SNG7 OpenSSL Error

Hello,
i tested the new SNG7 Distro and i have some problems with openssl.

I have installed the Nginx from repository and tried to connect a phone with a valid SSL Client cert with the server.

Nginx has an error and the phone cannot get the config files:
ignoring stale global SSL error (SSL: error:0D0C50A1:asn1 encoding routines:ASN1_item_verify:unknown message digest algorithm) while waiting for request,

Config:
ssl on;
ssl_certificate /etc/httpd/pki/webserver.pem;
ssl_certificate_key /etc/httpd/pki/webserver.key;
ssl_client_certificate /etc/httpd/pki/yealink/ca.crt;
ssl_ciphers ALL:-RC4+SSLv2;
ssl_verify_client on;
ssl_verify_depth 2;

I use the same configs on a PBXACT UC60 Appliance and everything works.
I just copied the Nginx config files and certs from PKI folder to the new SNG7 Server.

Does anyone know how to solve this?
I tried updating curl, nginx and openssl but had no luck.

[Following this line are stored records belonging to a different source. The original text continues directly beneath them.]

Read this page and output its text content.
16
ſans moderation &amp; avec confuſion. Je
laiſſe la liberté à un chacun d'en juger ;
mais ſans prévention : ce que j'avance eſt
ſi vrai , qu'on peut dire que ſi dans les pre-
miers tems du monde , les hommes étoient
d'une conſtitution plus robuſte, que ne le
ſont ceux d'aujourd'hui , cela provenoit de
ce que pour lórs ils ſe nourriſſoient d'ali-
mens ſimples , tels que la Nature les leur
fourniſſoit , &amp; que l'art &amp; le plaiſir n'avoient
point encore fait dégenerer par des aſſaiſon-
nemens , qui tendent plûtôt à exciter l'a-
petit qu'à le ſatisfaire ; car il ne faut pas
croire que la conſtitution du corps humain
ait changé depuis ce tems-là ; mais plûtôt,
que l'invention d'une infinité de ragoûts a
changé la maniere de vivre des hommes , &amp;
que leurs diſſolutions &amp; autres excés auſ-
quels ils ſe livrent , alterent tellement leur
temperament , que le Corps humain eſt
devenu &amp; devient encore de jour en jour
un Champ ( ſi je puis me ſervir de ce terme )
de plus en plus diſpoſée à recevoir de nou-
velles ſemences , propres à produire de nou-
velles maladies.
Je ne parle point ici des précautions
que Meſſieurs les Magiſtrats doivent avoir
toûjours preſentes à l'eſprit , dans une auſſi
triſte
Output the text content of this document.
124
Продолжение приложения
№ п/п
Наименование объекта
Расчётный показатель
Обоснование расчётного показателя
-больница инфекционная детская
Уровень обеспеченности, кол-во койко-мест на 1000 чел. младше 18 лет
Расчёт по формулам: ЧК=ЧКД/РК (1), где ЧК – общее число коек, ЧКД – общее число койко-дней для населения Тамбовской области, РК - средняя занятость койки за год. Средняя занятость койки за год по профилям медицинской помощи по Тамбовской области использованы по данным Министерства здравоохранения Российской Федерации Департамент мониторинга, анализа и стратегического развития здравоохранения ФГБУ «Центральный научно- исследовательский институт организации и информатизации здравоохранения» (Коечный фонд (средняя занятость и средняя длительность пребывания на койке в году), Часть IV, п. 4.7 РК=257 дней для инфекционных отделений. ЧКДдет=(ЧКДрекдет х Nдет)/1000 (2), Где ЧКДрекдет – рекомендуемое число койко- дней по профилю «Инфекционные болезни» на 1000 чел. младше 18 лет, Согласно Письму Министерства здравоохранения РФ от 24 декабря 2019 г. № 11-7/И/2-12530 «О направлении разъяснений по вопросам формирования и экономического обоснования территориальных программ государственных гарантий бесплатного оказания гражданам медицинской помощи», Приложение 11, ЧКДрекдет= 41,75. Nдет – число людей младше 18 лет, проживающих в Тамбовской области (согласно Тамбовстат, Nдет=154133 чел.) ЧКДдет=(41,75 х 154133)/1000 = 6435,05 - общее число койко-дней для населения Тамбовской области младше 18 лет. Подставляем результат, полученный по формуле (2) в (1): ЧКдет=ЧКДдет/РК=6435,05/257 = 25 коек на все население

The errors are still there.

1 Like

The distro uses Apache. We don’t support nginx. Sorry.

I know, but maybe someone can help in the community. We just use it to provision snom, panasonic and yealink on their rps server.
I did not find much but it seems like a problem with openssl and nginx but i did not solve it. Nginx is missing something. It worked on 10.13.66 before.

Surely

https://forum.nginx.org

Would be a better place to start, no?

Why are you using a PBX distro to do something that a webserver and/or TFTP server will do? That makes no sense at all.

We developed a module that syncs epm with the rps servers from the manufacturers. We offer zero touch provisioning for snom yealink panasonic polycom mitel. Nginx secures the rps configs with client certs and a lot of request filters based on the requesting phone cert, so that only the phone with his own cert can only get his own config. A yealink phone with a valid client cert has his mac address in the cn. Nginx only allows requests to the config file containing the cn mac adress. There are some more filters and fail2ban rules securing it more.

This is why we use nginx. Apache cannot do this.

We solved it now on a other way. We host nginx on a clustered webserver. So we just pick up the configs from the customers pbx and sync it. If the customer is adding a phone in epm. It gets automatic synced to rps for s few days to let the customer install his phones.

Btw. We talk about cloud hosted pbxact uc systems. No customers from us get local installed systems at the moment.

This error has nothing to do with Nginx. It is your Apache config sending bad data.

Something in the FreePBX 14 openssl config is different than it was in FreePBX 13.
Even without Nginx in the middle, Yealink T42G and T46G (basically all the G series models) cannot get provisioning over HTTPS.

Thanks but all I said was we don’t support NGNIX on our distro. Which is true. This thread was about ngnix not apache as detailed by the OP.